John Underwood, Director of the Centre for Health Communication Research, said:

“The NHS will undoubtedly be a very different service in the coming months and years and in many respects the pandemic has been a catalyst for the sort of rapid change that is sorely needed. But the changes ahead may not be welcomed by members of the public, many of whom who are expecting a return to some sort of pre-Covid ‘normal’. And a return to anything like normality depends on persuading patients and the public that hospitals are not dangerous places and that many are now largely Covid-free environments.”

Other key findings from the survey include…

·     - A strong feeling that during the pandemic there has been less bureaucracy across the NHS with little resistance to change, greater flexibility and an ability for people to adapt quickly. Respondents wrote of, “tearing down barriers, doing things in days that would previously take years” and the development of a 'just get it done' attitude which has meant decisions can be made quickly and efficiently'. 82% of respondents said that during the pandemic management decision-making had been significantly faster with fewer unnecessary meetings and the abandonment of 'pointless or aimless projects'.

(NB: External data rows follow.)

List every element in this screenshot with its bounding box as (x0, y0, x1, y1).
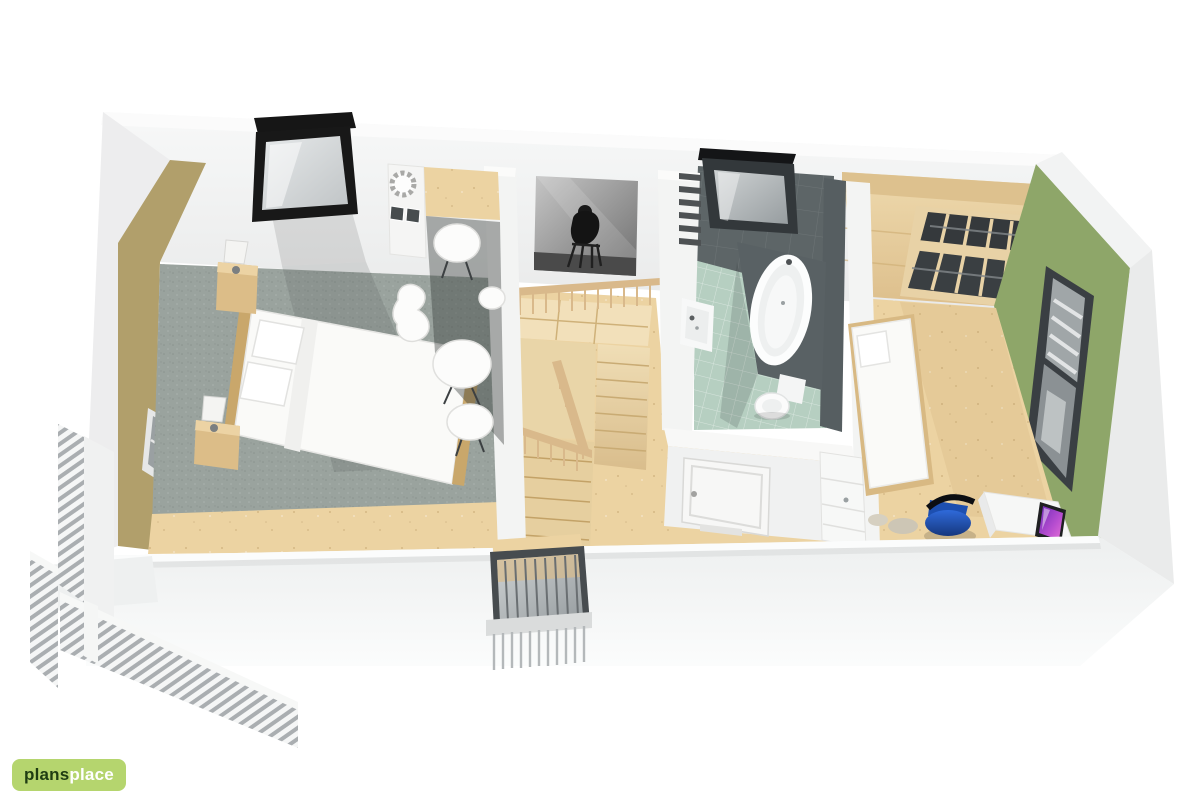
stool-seat (479, 287, 505, 309)
stairwell-artwork (534, 176, 638, 276)
vanity-counter-speckle (424, 167, 500, 220)
toilet-shadow (754, 412, 790, 420)
table-lamp-shade (224, 240, 248, 264)
framed-square-left (390, 206, 404, 221)
floorplan-scene (0, 0, 1200, 800)
mirror-ornament (392, 173, 414, 195)
stool-seat (447, 404, 493, 440)
dormer-window (486, 534, 592, 670)
bathtub-faucet (786, 259, 792, 265)
stool-seat (434, 224, 480, 262)
basin-drain (695, 326, 699, 330)
chair-seat (925, 510, 971, 536)
cabinet-body (820, 452, 866, 548)
designer-chair (393, 284, 429, 341)
hall-cabinet (820, 452, 866, 548)
bed-pillow (857, 331, 890, 367)
roof-window-wall-shadow (272, 212, 366, 266)
table-lamp-base (232, 266, 240, 274)
stair-mid-landing (516, 338, 596, 440)
floor-pouf-small (868, 514, 888, 526)
bed-pillow-top (252, 320, 304, 364)
basin-inner (685, 306, 709, 344)
bathtub-drain (781, 301, 785, 305)
balcony-post (84, 600, 98, 664)
cabinet-knob (844, 498, 849, 503)
stool-seat (433, 340, 491, 388)
logo-text-secondary: place (69, 759, 113, 791)
balcony-railing-corner (30, 556, 58, 688)
table-lamp-shade (202, 396, 226, 422)
door-handle (691, 491, 697, 497)
basin-faucet (690, 316, 695, 321)
wash-basin (680, 298, 714, 352)
bed-pillow-bottom (240, 362, 292, 406)
front-wall (86, 536, 1174, 666)
logo-text-primary: plans (24, 759, 69, 791)
plansplace-logo: plansplace (12, 759, 126, 791)
balcony-railing-side (58, 424, 86, 604)
floorplan-render: plansplace (0, 0, 1200, 800)
floor-pouf-large (888, 518, 918, 534)
bathroom-door (682, 458, 770, 536)
framed-square-right (406, 208, 420, 223)
table-lamp-base (210, 424, 218, 432)
toilet-bowl (762, 399, 782, 413)
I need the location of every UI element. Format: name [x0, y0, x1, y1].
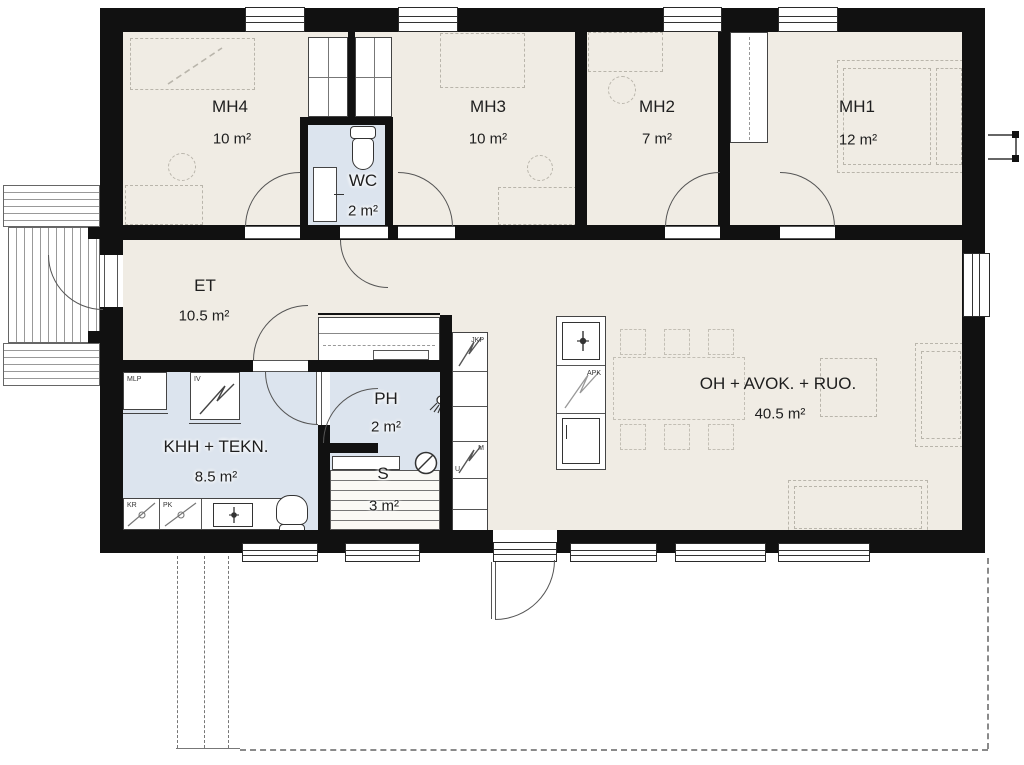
room-label-mh4: MH4 [212, 97, 248, 117]
room-label-mh1: MH1 [839, 97, 875, 117]
mh4-dresser-outline [125, 185, 203, 225]
patio-door-swing [495, 560, 555, 620]
kitchen-tall-cabinets: JKP M U [452, 332, 488, 540]
mh2-chair-outline [608, 76, 636, 104]
path-edge [176, 748, 240, 749]
sofa-inner [794, 486, 922, 529]
wc-wall-top [300, 117, 393, 125]
room-label-s: S [377, 464, 388, 484]
kitchen-counter [318, 317, 440, 362]
wc-wall-left [300, 117, 308, 225]
m-label: M [478, 445, 484, 452]
armchair-inner [921, 351, 961, 439]
room-label-khh: KHH + TEKN. [163, 437, 268, 457]
mh3-bed-outline [440, 33, 525, 88]
mh3-door [398, 226, 455, 239]
dining-chair-outline [708, 329, 734, 355]
wc-door [340, 226, 388, 239]
exterior-wall-top [100, 8, 985, 32]
khh-window [242, 543, 318, 562]
room-area-s: 3 m² [369, 498, 399, 515]
room-area-mh3: 10 m² [469, 131, 507, 148]
sauna-window [345, 543, 420, 562]
room-label-wc: WC [349, 171, 377, 191]
porch-deck-top [3, 185, 100, 227]
mh1-door [780, 226, 835, 239]
wc-sink [313, 167, 337, 222]
living-window-3 [778, 543, 870, 562]
room-area-mh2: 7 m² [642, 131, 672, 148]
pk-label: PK [163, 502, 172, 509]
room-area-ph: 2 m² [371, 419, 401, 436]
room-label-oh: OH + AVOK. + RUO. [700, 374, 857, 394]
wall-sauna-kitchen [440, 315, 452, 530]
path-line [177, 556, 178, 748]
dining-chair-outline [620, 424, 646, 450]
path-line [228, 556, 229, 748]
room-label-mh2: MH2 [639, 97, 675, 117]
ventilation-unit: IV [190, 372, 240, 420]
mh1-pillow-outline [936, 68, 962, 165]
mh4-desk-chair-mark [160, 42, 230, 88]
khh-door [253, 360, 308, 372]
exterior-fixture-end [1012, 131, 1019, 138]
room-area-mh4: 10 m² [213, 131, 251, 148]
mh1-closet [730, 32, 768, 143]
khh-toilet-bowl [276, 495, 308, 525]
terrace-outline-right [987, 558, 989, 749]
sauna-upper-bench [332, 456, 400, 470]
khh-sink-faucet-icon [226, 505, 242, 525]
heat-pump-unit: MLP [123, 372, 167, 410]
living-window-2 [675, 543, 766, 562]
wall-mh3-mh2 [575, 32, 587, 225]
mh3-window [398, 7, 458, 32]
mh3-dresser-outline [498, 187, 577, 225]
room-label-mh3: MH3 [470, 97, 506, 117]
ventilation-symbol [197, 381, 237, 417]
u-label: U [455, 466, 460, 473]
mh2-bed-outline [588, 32, 663, 72]
living-window-1 [570, 543, 657, 562]
mh2-door [665, 226, 720, 239]
room-area-mh1: 12 m² [839, 132, 877, 149]
room-label-ph: PH [374, 389, 398, 409]
jkp-label: JKP [471, 337, 484, 344]
apk-label: APK [587, 370, 601, 377]
path-line [204, 556, 205, 748]
dining-chair-outline [664, 424, 690, 450]
terrace-outline-bottom [240, 749, 988, 751]
dining-chair-outline [620, 329, 646, 355]
patio-door [493, 542, 557, 562]
sink-faucet-icon [575, 329, 591, 355]
mh1-side-window [963, 253, 990, 317]
room-area-wc: 2 m² [348, 203, 378, 220]
ph-wall-top [308, 360, 440, 372]
wall-ph-sauna [327, 443, 378, 453]
mh4-chair-outline [168, 153, 196, 181]
room-area-khh: 8.5 m² [195, 469, 238, 486]
mh4-window [245, 7, 305, 32]
dining-chair-outline [708, 424, 734, 450]
kitchen-island: APK [556, 316, 606, 470]
mh2-window [663, 7, 722, 32]
mh4-wardrobe [308, 37, 348, 117]
floor-plan: JKP M U APK MLP IV KR PK [0, 0, 1024, 765]
room-label-et: ET [194, 276, 216, 296]
mh3-chair-outline [527, 155, 553, 181]
room-area-oh: 40.5 m² [755, 406, 806, 423]
khh-wall-top [123, 360, 253, 372]
laundry-counter: KR PK [123, 498, 300, 530]
exterior-fixture-end [1012, 155, 1019, 162]
porch-deck-bottom [3, 343, 100, 386]
kr-label: KR [127, 502, 137, 509]
mlp-label: MLP [127, 376, 141, 383]
wc-wall-right [385, 117, 393, 225]
iv-label: IV [194, 376, 201, 383]
sauna-stove-icon [414, 451, 438, 475]
mh1-window [778, 7, 838, 32]
wardrobe-divider-wall [348, 32, 355, 117]
room-area-et: 10.5 m² [179, 308, 230, 325]
mh4-door [245, 226, 300, 239]
counter-back-line [318, 313, 440, 315]
wc-toilet-bowl [352, 138, 374, 170]
dining-chair-outline [664, 329, 690, 355]
mh3-wardrobe [355, 37, 392, 117]
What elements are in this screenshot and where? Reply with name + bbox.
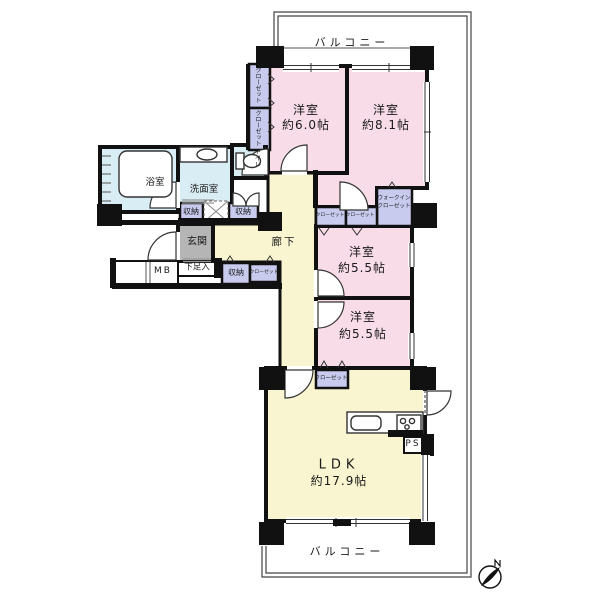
- door-shuno-right-leaf: [246, 193, 259, 206]
- room-western-8-size: 約8.1帖: [362, 118, 410, 134]
- room-western-55b-name: 洋室: [350, 310, 376, 326]
- closet-hall-label: クローゼット: [250, 270, 279, 276]
- shoe-cabinet-label: 下足入: [184, 262, 210, 273]
- balcony-top-label: バルコニー: [315, 36, 390, 50]
- ldk-name: LDK: [319, 458, 360, 475]
- compass-icon: [479, 560, 501, 588]
- balcony-bottom-label: バルコニー: [310, 545, 385, 559]
- shuno-washroom-right-label: 収納: [235, 207, 251, 217]
- entrance-label: 玄関: [187, 236, 207, 249]
- shuno-washroom-left-label: 収納: [183, 207, 199, 217]
- room-western-55b-size: 約5.5帖: [339, 327, 387, 343]
- vanity-basin-icon: [197, 149, 217, 160]
- room-western-6-size: 約6.0帖: [282, 118, 330, 134]
- closet-55a-right-label: クローゼット: [346, 213, 375, 219]
- room-western-55a-name: 洋室: [349, 245, 375, 261]
- room-western-8-name: 洋室: [373, 103, 399, 119]
- walk-in-closet-label-2: クローゼット: [377, 203, 410, 210]
- closet-60-upper-label: クローゼット: [253, 67, 262, 103]
- floorplan: バルコニー バルコニー 洋室 約6.0帖 洋室 約8.1帖 洋室 約5.5帖 洋…: [0, 0, 600, 600]
- ldk-size: 約17.9帖: [311, 474, 368, 490]
- shuno-hall-label: 収納: [228, 268, 244, 278]
- closet-60-lower-label: クローゼット: [253, 110, 262, 146]
- kitchen-sink-icon: [351, 416, 381, 430]
- door-kitchen-service: [427, 391, 451, 415]
- bath-label: 浴室: [144, 177, 165, 189]
- door-shuno-left-leaf: [233, 193, 246, 206]
- pipe-space-label: PS: [405, 439, 420, 451]
- washroom-label: 洗面室: [190, 184, 219, 196]
- closet-55b-label: クローゼット: [314, 375, 347, 382]
- room-western-55a-size: 約5.5帖: [338, 261, 386, 277]
- meter-box-label: MB: [154, 266, 172, 278]
- closet-55a-left-label: クローゼット: [316, 213, 345, 219]
- floorplan-graphics: [0, 0, 600, 600]
- walk-in-closet-label-1: ウォークイン: [377, 195, 410, 202]
- toilet-label: トイレ: [252, 148, 262, 168]
- door-entrance: [148, 232, 176, 260]
- room-western-6-name: 洋室: [293, 103, 319, 119]
- hallway-label: 廊下: [272, 236, 297, 250]
- bathtub-icon: [119, 151, 172, 197]
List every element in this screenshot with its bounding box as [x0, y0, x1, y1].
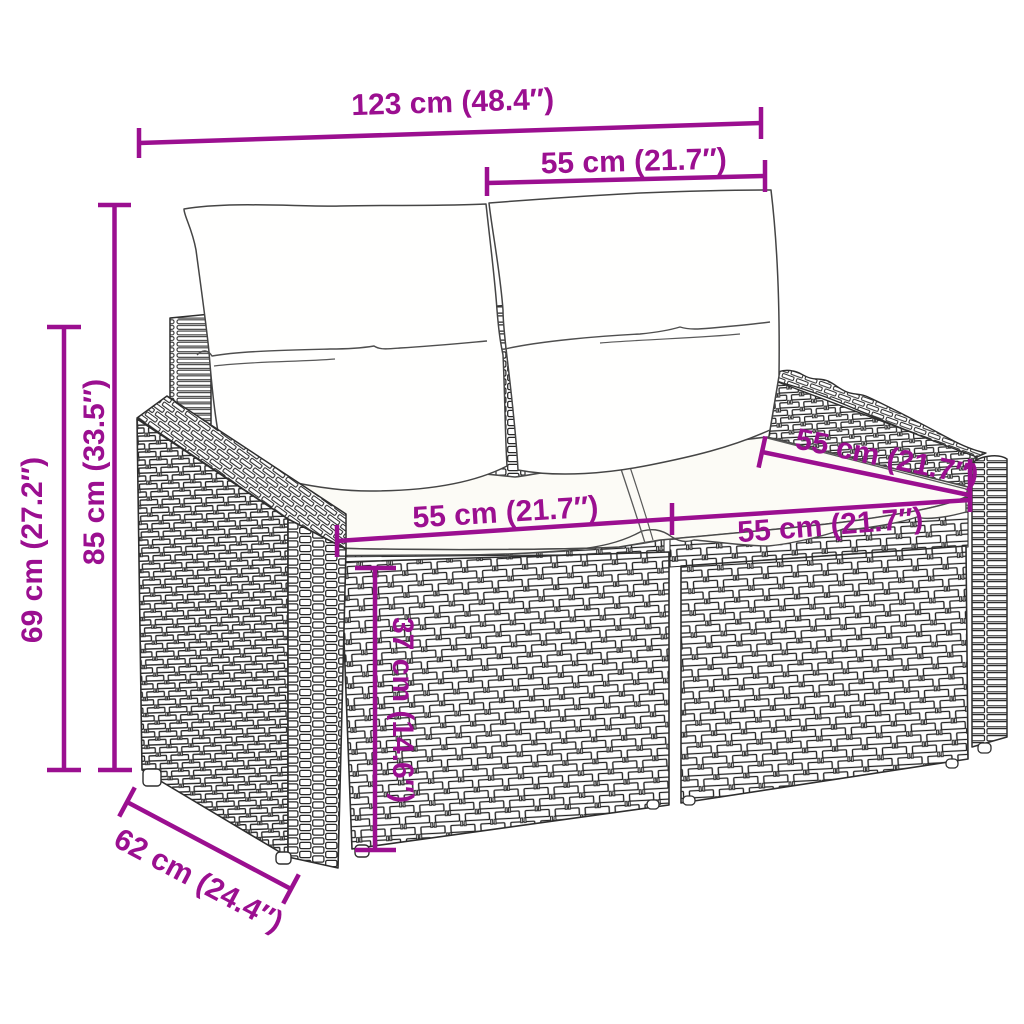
svg-text:69 cm (27.2″): 69 cm (27.2″): [16, 457, 49, 643]
svg-text:55 cm (21.7″): 55 cm (21.7″): [540, 143, 727, 181]
svg-text:85 cm (33.5″): 85 cm (33.5″): [78, 379, 111, 565]
svg-text:123 cm (48.4″): 123 cm (48.4″): [351, 83, 555, 122]
svg-text:37 cm (14.6″): 37 cm (14.6″): [386, 617, 419, 803]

  - Professional communicators also felt the pandemic had triggered a strong wave of transformative innovation across the NHS with video conferencing, private staff Facebook groups, team collaboration software, video shot on smart phones, secure clinical messaging platforms and live streaming of events on YouTube… all becoming commonplace across the NHS. And, of course, technology is transforming the way in which clinicians interact with patients with many more GP and hospital outpatient appointments and consultations taking place by telephone or through video conferencing. Respondents felt the NHS is moving much closer to a system of “digital first” care.


Notes to Editors:

·     The full research white paper can be accessed here

·     The Centre for Health Communication Research (CHCR) is based at Buckinghamshire New University.  It focuses on the communication challenges, issues and opportunities faced by organisations in the health sector.  This research project was undertaken with support from NHS Providers and the NHS Confederation.

·     The authors are John Underwood (Director of the Centre for Health Communication Research), Bill Nichols (Deputy Director of the Centre for Health Communication Research) and Julie Hollings (Research Associate).

·     Innovative software referenced by respondents in this research survey include: health engagement events being live streamed on Facebook Live, Microsoft Teams or YouTube; apps such as Slido or Glisser being used to encourage and gauge patient interaction; team collaboration software such as Trello; video shot on smart phones and then being used on NHS websites; secure, clinical messaging platforms such as Pando; and patient communication software like AccuRX and Attend Anywhere.

·     The research findings from this work are based on a large-scale quantitative survey that was circulated to NHS professional communicators in May 2020. Fieldwork took place between 20 May 2020 and 3 June 2020.

·     In total 165 NHS communicators responded including a significant sample from each of the seven NHS England regions, from a range of NHS organisations (including hospital Trusts, ambulance Trusts, health commissioners and health regulators) and from all levels of communication seniority (including mid-level communications staff up to Director of Communications level).

·     It should be noted that this is a rapid publication 'white paper. A complementary technical paper will appear shortly to provide a formal framework and supporting analysis. Comprehensive analysis and academic publication will follow later. The white paper has been published now because the Centre believes it is important that the insights from this research are shared as quickly and as widely as possible.